Publicists, PR pros and foodies of all stripes gathered for a February panel featuring key editorial staff from some of the world’s top food media outlets.

The sold-out panel, held at the 3 West Club in New York, served as a roundtable for seasoned industry pros who discussed everything from what makes our current food-obsessed media landscape so vibrant, to what PR pros can do to insert their culinary clients into the conversation of our nation’s gourmands.

According to Sarah Kunin, food segment producer for ABC’s “Good Morning America,” her show is on the hunt for “dynamic, funny and intriguing ways to make food.” The program’s fallback formula, Kunin said, is to host a known chef who can teach everyday Americans how to make compelling, chef-quality dishes at home “and have fun while they’re doing it.”

food panel
The PCNY February Food Media Landscape luncheon (from L to R): Hugh Merwin, associate editor, Grubstreet New York; Georgia Kral, features and special sections Editor, am New York; Dan Pashman, creator and host, The Sporkful; Emily Fleischaker, food editor, Buzzfeed; Michael Endelman, features editor, Food & Wine; Sarah Kunin, food segment producer, ABC “Good Morning America.”

Photo by Peter Himler

Michael Endelman, features editor of Food & Wine, said his publication uses a similar model.

“The main thing we’re looking for is this: what are the most interesting chefs in the country, and how can everyday people learn from them and make something at home?” Endelman said.

“I can’t be best friends with every chef in the country, but each of you can be,” said Emily Fleischaker, food editor of Buzzfeed. “If you can help me share their story, it’s a great way for both of us to get your client’s message out there.”

An eye for current food trends is key. A chef or restaurant that allies with a popular food fad has a much higher chance of getting coverage than those who don’t. According to the panel, sustainable and local are both winning topics.

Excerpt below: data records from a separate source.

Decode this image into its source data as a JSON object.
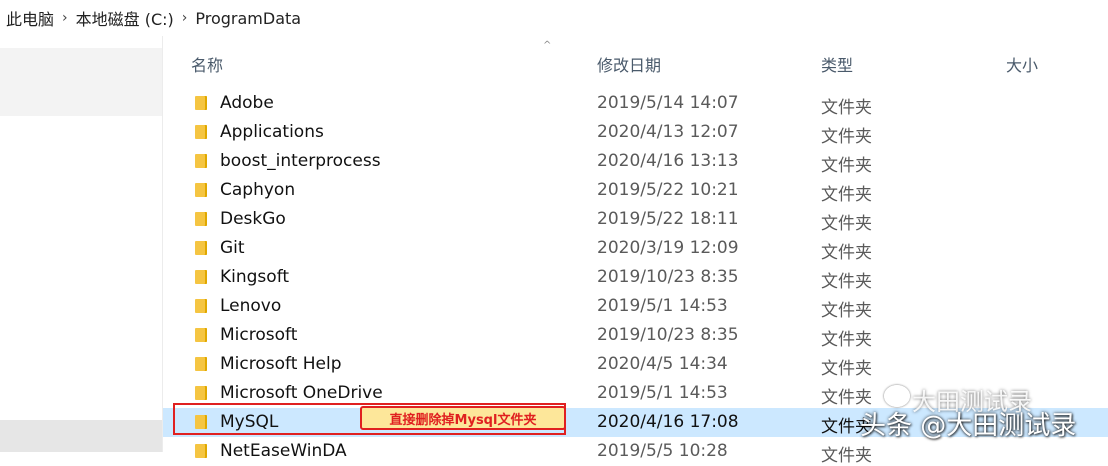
{
  "breadcrumb": [
    "此电脑",
    "本地磁盘 (C:)",
    "ProgramData"
  ],
  "columns": {
    "name": "名称",
    "date": "修改日期",
    "type": "类型",
    "size": "大小"
  },
  "rows": [
    {
      "name": "Adobe",
      "date": "2019/5/14 14:07",
      "type": "文件夹"
    },
    {
      "name": "Applications",
      "date": "2020/4/13 12:07",
      "type": "文件夹"
    },
    {
      "name": "boost_interprocess",
      "date": "2020/4/16 13:13",
      "type": "文件夹"
    },
    {
      "name": "Caphyon",
      "date": "2019/5/22 10:21",
      "type": "文件夹"
    },
    {
      "name": "DeskGo",
      "date": "2019/5/22 18:11",
      "type": "文件夹"
    },
    {
      "name": "Git",
      "date": "2020/3/19 12:09",
      "type": "文件夹"
    },
    {
      "name": "Kingsoft",
      "date": "2019/10/23 8:35",
      "type": "文件夹"
    },
    {
      "name": "Lenovo",
      "date": "2019/5/1 14:53",
      "type": "文件夹"
    },
    {
      "name": "Microsoft",
      "date": "2019/10/23 8:35",
      "type": "文件夹"
    },
    {
      "name": "Microsoft Help",
      "date": "2020/4/5 14:34",
      "type": "文件夹"
    },
    {
      "name": "Microsoft OneDrive",
      "date": "2019/5/1 14:53",
      "type": "文件夹"
    },
    {
      "name": "MySQL",
      "date": "2020/4/16 17:08",
      "type": "文件夹",
      "selected": true
    },
    {
      "name": "NetEaseWinDA",
      "date": "2019/5/5 10:28",
      "type": "文件夹"
    }
  ],
  "callout": "直接删除掉Mysql文件夹",
  "watermark": "头条 @大田测试录",
  "watermark_top": "大田测试录",
  "colors": {
    "selected_row": "#cce8ff",
    "highlight_border": "#e02020",
    "callout_bg": "#fde79a",
    "folder": "#f5c542"
  }
}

Trends also need a narrative. Hugh Merwin, associate editor of Grubstreet: New York, said that while trends in the restaurant world — openings, closings, chef changes — determine a large portion of what’s covered on his site, more than anything Merwin admitted that “what I’m really interested in is compelling stories. Anything from food safety, immigrant stories, local food, the economy, applies.”

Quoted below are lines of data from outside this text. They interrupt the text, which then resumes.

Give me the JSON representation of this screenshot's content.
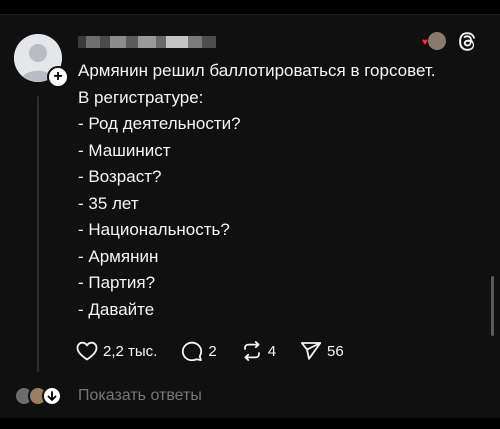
{
  "post": {
    "lines": [
      "Армянин решил баллотироваться в горсовет.",
      "В регистратуре:",
      "- Род деятельности?",
      "- Машинист",
      "- Возраст?",
      "- 35 лет",
      "- Национальность?",
      "- Армянин",
      "- Партия?",
      "- Давайте"
    ]
  },
  "actions": {
    "likes": "2,2 тыс.",
    "replies": "2",
    "reposts": "4",
    "shares": "56"
  },
  "footer": {
    "show_replies": "Показать ответы"
  },
  "colors": {
    "background": "#101010",
    "text": "#f3f5f7",
    "muted": "#777777",
    "heart": "#ff3040"
  },
  "icons": [
    "plus-icon",
    "threads-logo-icon",
    "heart-icon",
    "comment-icon",
    "repost-icon",
    "share-icon",
    "arrow-down-icon"
  ]
}
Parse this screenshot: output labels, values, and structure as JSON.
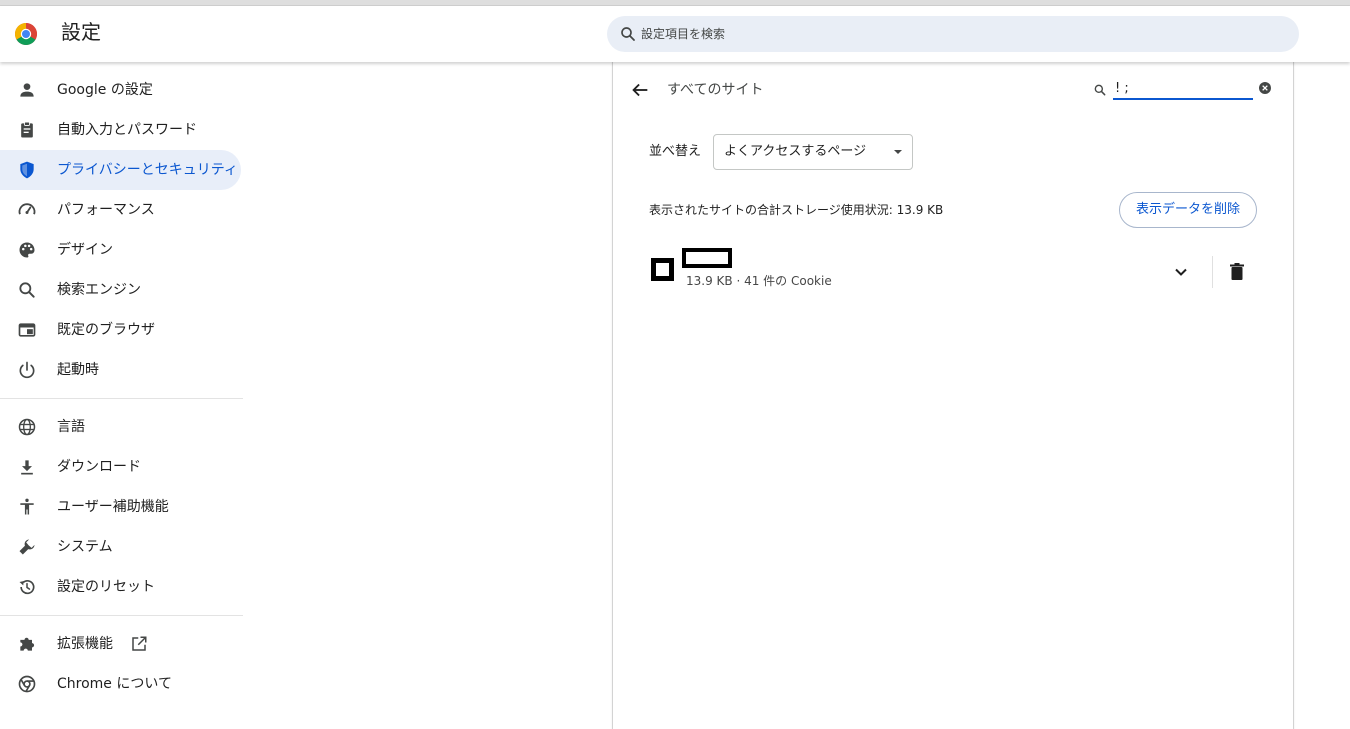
{
  "header": {
    "title": "設定",
    "search_placeholder": "設定項目を検索"
  },
  "sidebar": {
    "items": [
      {
        "label": "Google の設定",
        "icon": "person-icon"
      },
      {
        "label": "自動入力とパスワード",
        "icon": "clipboard-icon"
      },
      {
        "label": "プライバシーとセキュリティ",
        "icon": "shield-icon",
        "active": true
      },
      {
        "label": "パフォーマンス",
        "icon": "speedometer-icon"
      },
      {
        "label": "デザイン",
        "icon": "palette-icon"
      },
      {
        "label": "検索エンジン",
        "icon": "search-icon"
      },
      {
        "label": "既定のブラウザ",
        "icon": "browser-window-icon"
      },
      {
        "label": "起動時",
        "icon": "power-icon"
      },
      {
        "label": "言語",
        "icon": "globe-icon"
      },
      {
        "label": "ダウンロード",
        "icon": "download-icon"
      },
      {
        "label": "ユーザー補助機能",
        "icon": "accessibility-icon"
      },
      {
        "label": "システム",
        "icon": "wrench-icon"
      },
      {
        "label": "設定のリセット",
        "icon": "history-icon"
      },
      {
        "label": "拡張機能",
        "icon": "puzzle-icon"
      },
      {
        "label": "Chrome について",
        "icon": "chrome-icon"
      }
    ]
  },
  "main": {
    "page_title": "すべてのサイト",
    "site_search_value": "! ;",
    "sort_label": "並べ替え",
    "sort_value": "よくアクセスするページ",
    "storage_usage": "表示されたサイトの合計ストレージ使用状況: 13.9 KB",
    "clear_data_label": "表示データを削除",
    "site": {
      "meta": "13.9 KB · 41 件の Cookie"
    }
  },
  "colors": {
    "accent": "#0b57d0",
    "active_nav_bg": "#e8eef9",
    "search_bg": "#e9eef6"
  }
}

The way this information is delivered also has to be different. Give your client’s story a twist. “Keep in mind that whatever you send me, it has to be something really unique,” Kunin said. “It might be an interesting story, but it also has to look good on television.”

“We don’t just do a story because someone writes a cookbook,” said Dan Pashman, creator and host, The Sporkful. “We’re quirky. We look for things that aren’t going to be covered by everyone else.”

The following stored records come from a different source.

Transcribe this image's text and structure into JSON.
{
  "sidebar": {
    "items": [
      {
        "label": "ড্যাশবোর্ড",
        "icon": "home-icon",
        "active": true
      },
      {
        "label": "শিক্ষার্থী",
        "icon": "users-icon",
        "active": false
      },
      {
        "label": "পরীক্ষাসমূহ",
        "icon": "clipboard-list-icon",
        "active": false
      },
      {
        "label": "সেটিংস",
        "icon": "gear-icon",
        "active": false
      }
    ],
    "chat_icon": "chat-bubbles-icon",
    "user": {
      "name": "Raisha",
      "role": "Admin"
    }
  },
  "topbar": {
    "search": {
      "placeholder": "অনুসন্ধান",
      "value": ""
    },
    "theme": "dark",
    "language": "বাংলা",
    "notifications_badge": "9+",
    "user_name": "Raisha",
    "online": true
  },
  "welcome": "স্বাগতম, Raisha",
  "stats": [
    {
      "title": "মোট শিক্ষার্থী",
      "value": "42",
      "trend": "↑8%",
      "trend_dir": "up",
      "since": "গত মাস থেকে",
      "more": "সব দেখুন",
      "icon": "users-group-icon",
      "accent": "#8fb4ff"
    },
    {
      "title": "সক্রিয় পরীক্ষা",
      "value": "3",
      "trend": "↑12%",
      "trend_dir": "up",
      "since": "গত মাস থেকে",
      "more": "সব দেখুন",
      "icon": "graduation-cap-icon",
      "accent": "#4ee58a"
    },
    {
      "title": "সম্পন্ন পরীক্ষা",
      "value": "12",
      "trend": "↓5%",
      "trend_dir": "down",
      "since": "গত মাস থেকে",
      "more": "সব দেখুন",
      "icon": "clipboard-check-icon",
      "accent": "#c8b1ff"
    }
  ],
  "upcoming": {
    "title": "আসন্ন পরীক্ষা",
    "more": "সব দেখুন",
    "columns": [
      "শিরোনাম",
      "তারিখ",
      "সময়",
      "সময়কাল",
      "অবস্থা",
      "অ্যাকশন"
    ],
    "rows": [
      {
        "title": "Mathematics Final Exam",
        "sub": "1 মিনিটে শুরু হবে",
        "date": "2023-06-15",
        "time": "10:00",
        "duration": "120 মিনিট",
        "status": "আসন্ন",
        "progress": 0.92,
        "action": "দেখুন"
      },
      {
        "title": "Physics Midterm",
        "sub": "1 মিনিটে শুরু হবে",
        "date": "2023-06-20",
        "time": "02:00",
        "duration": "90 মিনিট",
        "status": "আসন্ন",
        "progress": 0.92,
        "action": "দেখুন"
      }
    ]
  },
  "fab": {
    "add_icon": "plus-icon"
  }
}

“I’m interested in features about trends, but I’m really interested in quirky, out-there stuff that’s still accessible,” said Georgia Kral, features and special sections editor, amNew York. “I like covering restaurant openings, but tell me a story: what is that little thing that makes them different from everyone else? What is it that makes people want to go to this restaurant?”

Like much of the current news cycle, social media serves as a barometer for food headlines. Look at the issues making the rounds in social circles today. Make sure there’s an urgency in what you’re pitching to the press.

According to Fleischaker, social media is such a pervasive part of her publication’s culture that Buzzfeed’s front page is now their Twitter page.

“We have editorial meetings every morning. We look at what everyone’s talking about on social media and what’s trending on Twitter, and that determines, to a large degree, what we’ll talk about that day,” Fleischaker said. “If we write about these trending issues we know that tons of people will follow it. So, in a way, our lead time is instantly.”

Speaking of, lead-time is an odd variable in the food beat, and an unpredictable one at that.

“Usually a few months is a safe bet,” said Kunin. “Having said that, I haven’t started working on my segment for tomorrow.”

“For us, lead time is pretty far out,” Endelman. “May is done, June is covered, and July is 90% done. Right now we’re working on August and beyond. For big stories, we’ll start as far as a year in advance.”

Of course, different publications focus on different areas of physical coverage. Food & Wine is a national magazine, so they’re interested in food trends playing out across the country. amNew York is, obviously, a New York City based publication, so coverage has to be local.

A big benefit about the food beat, the panel said, is that the topic is incredibly broad. Stories involving everything from politics, economic factors, the environment, diet trends, travel, health and science all have potential impacts on the food we eat and the culinary trends of tomorrow.

“We’re into a very broad range of things,” Endelman said.  “So if you don’t have something that fits into what I do, I can still probably pass you on to someone who does.”

“We do everything from game show segments to fashion segments on our show,” said Kunin. “If we like the story, there’s always a way we can have it play off an existing segment on our show.”

Pashman offered an aphorism that aptly summarized PR’s relationship with the press: “I can’t promise I’ll cover it, but I can’t promise I won’t say bad things about it either.”